Italian parties agree basis for government deal, say no threat to euro

Brussels calls on Italy to stay committed to the 'European path'

Anti-EU “barbarian” Salvini announces Italian govt deal close

Moments earlier, a 5-Star source had said the programme had been substantially agreed and that it contained no reference to a possible exit from the euro or "anything that could cause any concern regarding Italy's euro membership".

Italy's two anti-establishment parties have signed an accord to form a ruling coalition, promising to ramp up spending and putting the nation on a collision course with the EU, Reuters reported.

As Italy moves closer to the formation of a government between the anti-establishment 5-Star Movement (M5S) and Lega (League), a leak to Huffington Post of a 40-page policy contract between the two Eurosceptic parties that details their roadmap rattled global markets on Wednesday.

Luigi Di Maio, the leader of M5S, emerged from a meeting with the League's counterpart Matteo Salvini saying a pact could be sealed by Thursday evening.

Chances for a League-5-Star government got a boost last week after Berlusconi said he wouldn't get in the way of it, but wouldn't vote for it either.

Both parties have a history of Euroscepticism. 5-Star has moderated its position considerably in the a year ago, rowing back on a previous plan to hold a referendum on Italy's membership of the currency bloc.

Attention will now shift to their party votes, with Di Maio promising that Five Star members will have an online vote, while the League plans to set up ballots in piazzas across the country.

Both leaders said the final policy document would be put to their voters before being submitted to the president, Sergio Mattarella, who has the final say on the contract, prime minister and cabinet lineup.
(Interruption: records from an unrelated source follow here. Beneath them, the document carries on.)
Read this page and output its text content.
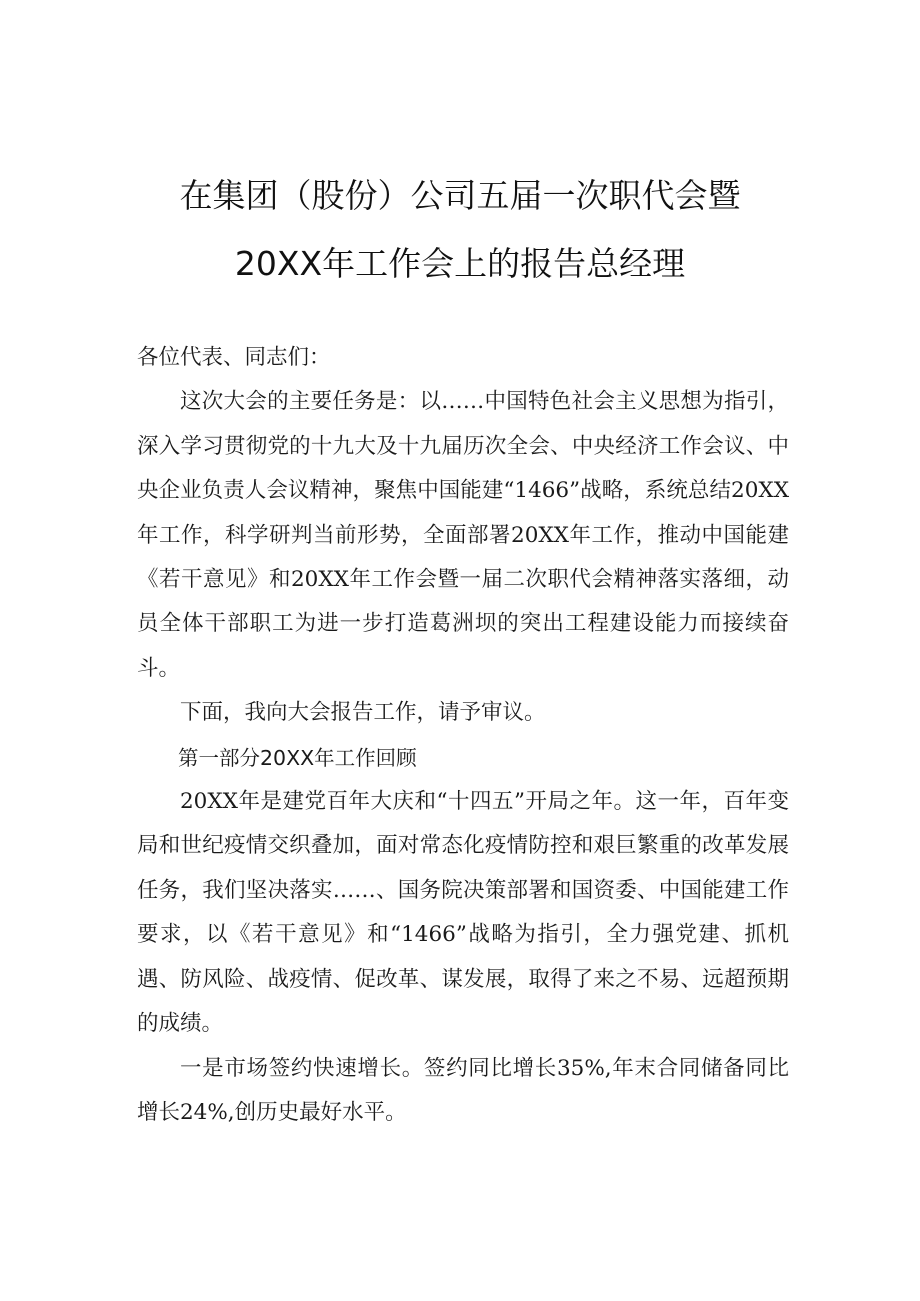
在集团（股份）公司五届一次职代会暨
20XX年工作会上的报告总经理

各位代表、同志们：

这次大会的主要任务是：以……中国特色社会主义思想为指引，深入学习贯彻党的十九大及十九届历次全会、中央经济工作会议、中央企业负责人会议精神，聚焦中国能建“1466”战略，系统总结20XX年工作，科学研判当前形势，全面部署20XX年工作，推动中国能建《若干意见》和20XX年工作会暨一届二次职代会精神落实落细，动员全体干部职工为进一步打造葛洲坝的突出工程建设能力而接续奋斗。

下面，我向大会报告工作，请予审议。

第一部分20XX年工作回顾

20XX年是建党百年大庆和“十四五”开局之年。这一年，百年变局和世纪疫情交织叠加，面对常态化疫情防控和艰巨繁重的改革发展任务，我们坚决落实……、国务院决策部署和国资委、中国能建工作要求，以《若干意见》和“1466”战略为指引，全力强党建、抓机遇、防风险、战疫情、促改革、谋发展，取得了来之不易、远超预期的成绩。

一是市场签约快速增长。签约同比增长35%,年末合同储备同比增长24%,创历史最好水平。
Di Maio, 31, said earlier this week that tax evaders would be jailed.

Brussels calls on Italy to stay committed to the 'European path'
Italian markets jolted by 5-Star, League coalition proposals

A draft of the accord reviewed by Reuters earlier on Thursday spelt out a spending plan that would breach European Union rules on fiscal discipline: cutting taxes, increasing welfare payments for the poor and scrapping an unpopular pension reform.

The policies would cost many billions of euros and have spooked investors in Italian debt, shares and the euro.

Plans by Italy's rightwing League party and the populist Five Star Movement to "rethink" European Union (EU) fiscal constraints and oppose worldwide trade treaties drove Italy's borrowing costs up Thursday.

The gap over benchmark German Bund yields widened to 148 bps, its widest since the day after Italy's March 4 election.

The likely arrival of a populist government took its toll on the Italian banking sector at the Milan Stock Exchange Thursday, in particular the Monte dei Paschi di Siena bank, majority-owned by the Italian state, which saw its share price tumble.

Claudio Borghi said Monte Paschi will remain in public hands following a bailout past year and branch closures planned by the outgoing centre-left government would be rolled back.

Outgoing Italian Prime Minister Paolo Gentiloni told a meeting of European Union leaders in Bulgaria that he and other leaders were anxious that fundamental issues such as the need to safeguard public accounts were now up for political discussion.

Mattarella has repeatedly stressed the importance of maintaining a strong, pro-European stance. The contract for the M5S-League government features plans to introduce a two-tier flat tax, a basic income and the revision of a 2011 pension reform that raised the retirement age, among other measures.